Kit always had a hell of a lot of work. At the Maly Opera he was on staff as a modeler. And there he only needed to make Tabachnik one official model a season for the current production.

But all the rest of the models were made to order—for Tabachnik, if they were going to other theaters, and for the rest of the merry band. Later there were also military models, which in the late ‘80s brought in orders from collectors, when the theater business became superquiet as the result of the usual revolution.

Kit of course was a drunkard. The most natural drunkard. The classic Russian master drunkard. His heart belonged to the tavern.

He spent most of his time in the Maly Opera studio, which according to the theater’s inventory, both movable and immovable property, was the “modeling” studio. But he divided the rest of his time among three restaurants of the All-Russian Theater Society. One was upstairs—formal—one was in the basement, and the third was simply a little café-buffet. He didn’t like the Hotel Europe. Not because our corsairs went there, but because his clients went there, particularly during those final years. Refined, elegant collectors who ordered one-of-a-kind models of famous battles. With all kinds of little soldiers and machinery. And all this was on a scale of one-to-twenty. And sometimes even smaller. And they paid a lot by the standards of those days.

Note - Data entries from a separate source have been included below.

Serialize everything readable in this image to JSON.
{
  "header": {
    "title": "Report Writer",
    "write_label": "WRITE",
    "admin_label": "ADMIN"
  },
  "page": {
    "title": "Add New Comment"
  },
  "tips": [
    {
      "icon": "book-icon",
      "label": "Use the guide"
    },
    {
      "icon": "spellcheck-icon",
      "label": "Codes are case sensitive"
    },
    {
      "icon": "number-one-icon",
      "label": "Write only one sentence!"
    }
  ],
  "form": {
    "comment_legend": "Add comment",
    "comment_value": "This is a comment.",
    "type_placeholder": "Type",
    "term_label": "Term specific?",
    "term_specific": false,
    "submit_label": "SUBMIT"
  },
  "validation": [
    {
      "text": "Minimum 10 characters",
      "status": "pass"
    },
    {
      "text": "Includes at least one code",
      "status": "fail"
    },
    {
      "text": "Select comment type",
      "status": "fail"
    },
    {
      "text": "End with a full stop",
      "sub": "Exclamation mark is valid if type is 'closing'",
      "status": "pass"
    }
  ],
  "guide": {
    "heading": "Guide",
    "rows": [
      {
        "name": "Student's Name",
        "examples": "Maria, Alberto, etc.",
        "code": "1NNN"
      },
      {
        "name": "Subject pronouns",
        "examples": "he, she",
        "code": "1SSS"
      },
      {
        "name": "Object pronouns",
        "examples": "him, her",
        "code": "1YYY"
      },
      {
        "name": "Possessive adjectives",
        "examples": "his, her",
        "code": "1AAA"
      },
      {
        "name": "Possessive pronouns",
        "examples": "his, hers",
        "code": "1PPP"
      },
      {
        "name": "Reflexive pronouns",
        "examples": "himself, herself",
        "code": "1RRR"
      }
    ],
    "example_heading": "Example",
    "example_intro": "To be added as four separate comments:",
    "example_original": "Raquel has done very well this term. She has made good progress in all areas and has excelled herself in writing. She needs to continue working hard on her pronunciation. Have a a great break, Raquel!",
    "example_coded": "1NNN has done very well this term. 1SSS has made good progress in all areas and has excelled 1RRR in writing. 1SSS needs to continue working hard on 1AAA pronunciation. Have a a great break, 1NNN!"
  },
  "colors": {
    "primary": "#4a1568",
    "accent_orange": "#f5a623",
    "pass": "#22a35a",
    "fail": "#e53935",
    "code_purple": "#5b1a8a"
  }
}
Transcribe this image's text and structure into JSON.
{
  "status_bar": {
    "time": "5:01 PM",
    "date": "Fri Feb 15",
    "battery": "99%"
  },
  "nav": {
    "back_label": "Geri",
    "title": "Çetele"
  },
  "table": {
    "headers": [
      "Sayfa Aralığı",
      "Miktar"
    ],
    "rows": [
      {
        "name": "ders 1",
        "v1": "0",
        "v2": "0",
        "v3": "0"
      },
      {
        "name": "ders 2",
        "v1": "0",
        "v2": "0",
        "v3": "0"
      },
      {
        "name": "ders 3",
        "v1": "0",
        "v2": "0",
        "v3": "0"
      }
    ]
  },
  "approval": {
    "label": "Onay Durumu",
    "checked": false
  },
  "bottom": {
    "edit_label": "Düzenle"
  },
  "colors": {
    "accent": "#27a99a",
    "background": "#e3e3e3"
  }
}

For some reason this made him nervous.

He would probably have become an alcoholic, but he didn’t have the chance.

And perhaps I would have left him; on the whole I was reckless.

But I didn’t have the chance to leave him.

They often started fighting when they got drunk. And one day he got killed in a fight.

Foolishly, accidentally. They punctured his spleen.

Bang!… and the boy’s gone. And this was before all the big guns came to Petersburg.

That’s what I thought for twenty whole years.

And would have gone on thinking.

Were it not for that conversation with Misha.

~ * ~

When it happened, among our group only he, Bakaleishchikov, was married, to the Finn, and he was already, like, living there, and would rush back and forth.

And it was so obvious that he had set this all up.

This superorder, for a super-knock-off, for superbucks.

And he surrendered Kit. Nobody else could have done it.

And to surrender meant to…

It was very much accepted among the corsairs.

In general, to surrender your own is accepted in any criminal milieu, going back to the real John Silver.

The wind howls, the sea rages

We, the corsairs, will never surrender…

What a fucking lie, what a big fucking lie… We’ll surrender, and how!

~ * ~

And so I thought up this complicated punishment to be executed from that roof.

I decided that God would be the arbiter. That it was almost a bit of a duel.

I consider it to be a duel, because it’s a miracle that he turned out to be so uncoordinated. He didn’t grab onto me at the last moment and drag me with him.